My husband and I both enjoy watching it, but the BOY more than enjoys it. He has a thing with guns.
“What do you want to be when you grow up?” I asked him last month.
“A cowboy,” he said.
“So you can have a big gun?” I asked.
“I awweady have big guns.” He quipped back.
Good point. You have a bin full of guns.
And it was really cute to watch him curl up next to his Dad as they had shooting challenges and slowly eliminated the team members. As we watched, my son would disappear into his room and come out with more and more of his toy guns. He was shooting whatever “guitargets” he could find (who wants to correct that, huh? No, son. It’s isn’t guitargets. It’s just targets. No way am I fixing THAT adorableness) which included the deep freeze, and, when he was practicing his fine archery skils, the bench by the door where we keep our shoes.

“Oh, he’s a dead eye, ain’t he?” (name that quote!)
He mimicked every stunt Top Shot had to offer, and THEN the contestants started throwing tomahawks.
Q: Where can a three year old find tomahawks in the bliss of his domestic home?
A: The silverware drawer.
The next thing I knew, he had emptied my fork and spoon supply and was pitching them at a 5-gallon paint bucket. It was just about the cutest thing I’d ever seen, so I took down a decorative board I have on my piano, used duct tape to put a guitarget in the middle of it and I let him go to it.
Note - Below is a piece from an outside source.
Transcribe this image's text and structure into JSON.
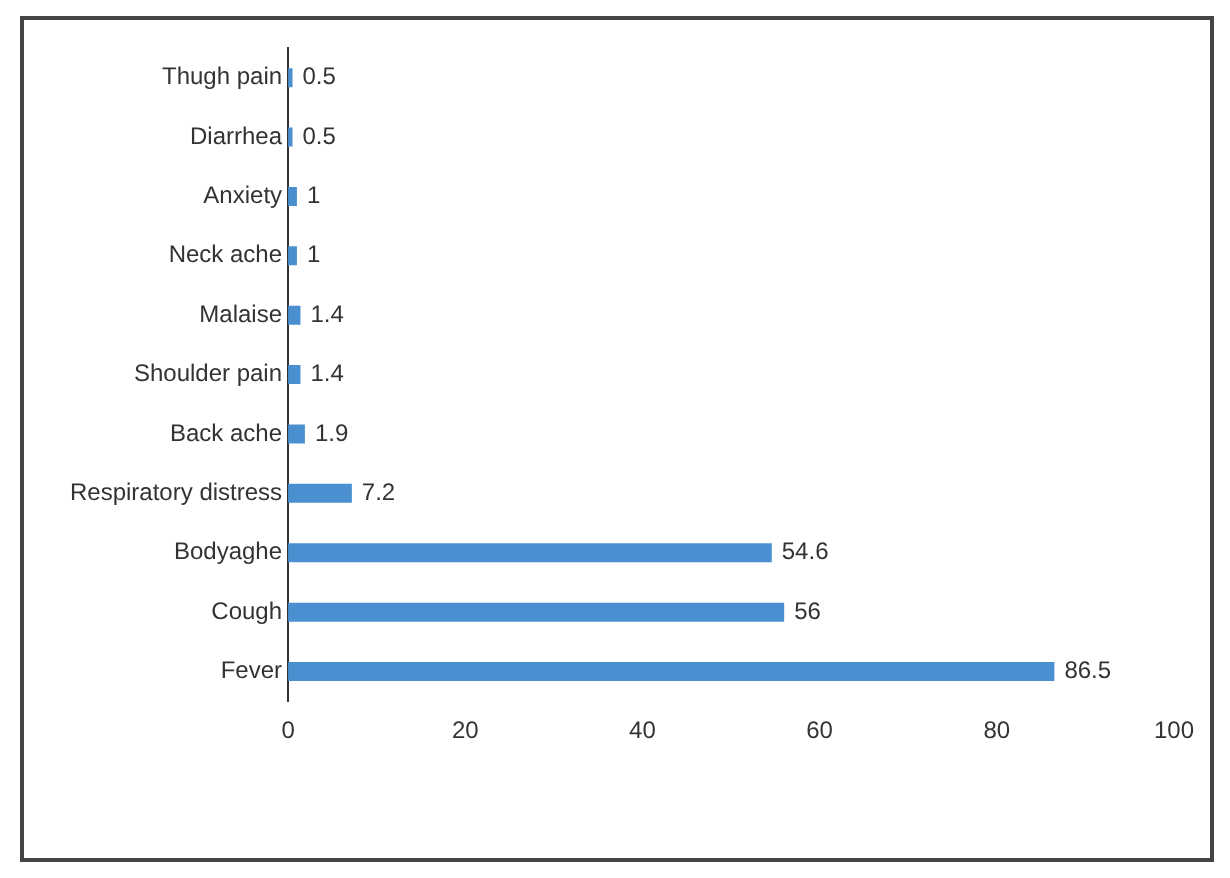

My daughter couldn’t stand being left out, and Dad and Mom were giving so much attention to the Top Guns Boy (he calls the show “Top Guns”) that she ditched her lowly Polly Pockets to join the game.
Being the lady that she is, she cleaned things up a bit -organized, so to speak. She dressed in red so they could be just like the show: a red team and a blue team.

She put up benches (one for the red team, one for the blue team -just like in the show):

The weapons were organized:

And then she went and found a RED team (cast of characters: Elmo, a Red Flannel Horse from Grandpa, and a red Angry Bird). Everyone was given a chance to throw:

Not to be outdone, the boy organized a team of his own:

Incidentally, none of this team actually got to play. Why would they, when they had someone as awesome as him?